Ja tak z boku na to patrzę jak gadacie i powiem, że nie widzę żeby te zdjęcia były jakieś złe i niedobre. Są w normie. Inna sprawa, że to broniewski jest. Wszyscy fotografujący tam co po mojej klasie wiem, mieli podobne zdjęcia, bo taki jest bronek. Żółta podłoga z taśmami, jakieś zielone ściany, czerwone wstęgi na suficie. No barwowo to bronek jest najobrzydliwszą salą studniówek. Taka sala.

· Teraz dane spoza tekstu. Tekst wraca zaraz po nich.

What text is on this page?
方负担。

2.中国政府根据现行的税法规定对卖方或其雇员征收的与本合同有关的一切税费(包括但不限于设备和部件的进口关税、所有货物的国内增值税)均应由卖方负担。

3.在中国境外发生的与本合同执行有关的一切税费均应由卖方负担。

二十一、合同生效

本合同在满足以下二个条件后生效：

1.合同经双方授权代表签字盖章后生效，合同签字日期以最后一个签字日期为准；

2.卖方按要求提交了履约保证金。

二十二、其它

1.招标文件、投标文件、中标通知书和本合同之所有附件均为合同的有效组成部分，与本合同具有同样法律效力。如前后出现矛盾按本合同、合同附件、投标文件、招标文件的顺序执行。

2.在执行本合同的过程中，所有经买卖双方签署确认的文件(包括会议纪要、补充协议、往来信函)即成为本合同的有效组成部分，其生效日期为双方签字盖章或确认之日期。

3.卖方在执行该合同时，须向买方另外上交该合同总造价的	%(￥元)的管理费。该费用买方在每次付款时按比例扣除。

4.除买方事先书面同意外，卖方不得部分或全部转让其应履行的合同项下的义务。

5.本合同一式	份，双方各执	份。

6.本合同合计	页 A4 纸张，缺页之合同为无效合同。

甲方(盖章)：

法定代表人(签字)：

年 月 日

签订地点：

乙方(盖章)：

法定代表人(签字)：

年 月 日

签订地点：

Popatrzcie na zdjęcia z Reda albo Łysicy jak tam zdjęcia wyglądają u różnych fotografów a jak wyglądają u tych samych zdjęcia z broniewskiwego. Byłam w tym roku i w Bronku i w Redzie i nie oszukujmy się, że sala bronka jest ładna i da ładne zdjęcia, bo nie da.
Nie po to płaciłam za film i zdjęcia, po to, żeby oglądać jedną i tą samą twarz...
A kto Wam robił zdjęcia,że jesteście niezadowoleni?
Widziałem zdjęcia ze 100ki ekonomika z REDa Nie wiem kto robił, ale zdjęcia są tragiczne. Rozszerzyło ludzi albo porozciągało. Ciemne jak diabolo III :-)
Większość osób w ostrowcu miało takie zdjęcia. Zrobiono krzywdę tym młodym ludziom i jeszcze za to płacili. Miała być pamiątka a nie ma czym się chwalić. Wie ktoś kto robi te dziwne zdjęcia?
W ekonomiku robilo chyba z 6 fotografow wiec nie wiadomo kto
Jeszcze się taki nie urodził co by wszystkim dogodził.
Jak narazie sytuacja sie rozwiazala tak ze jak rozmawialem z Grzeskiem to zrobil Wam grubo ponad 300 zdjec a nie 30 jak to napisaliscie - wiec .... nie ladnie.
Takie sa skutki jak bierze sie amatorow bez doswiadczenia a fotografow z dyplomami sie oczernia i omija.Jak moze zrobić czlowiek dobte zdjęcia bez doswiadczenia zawodowego?Odpowiedzcie sibie sami.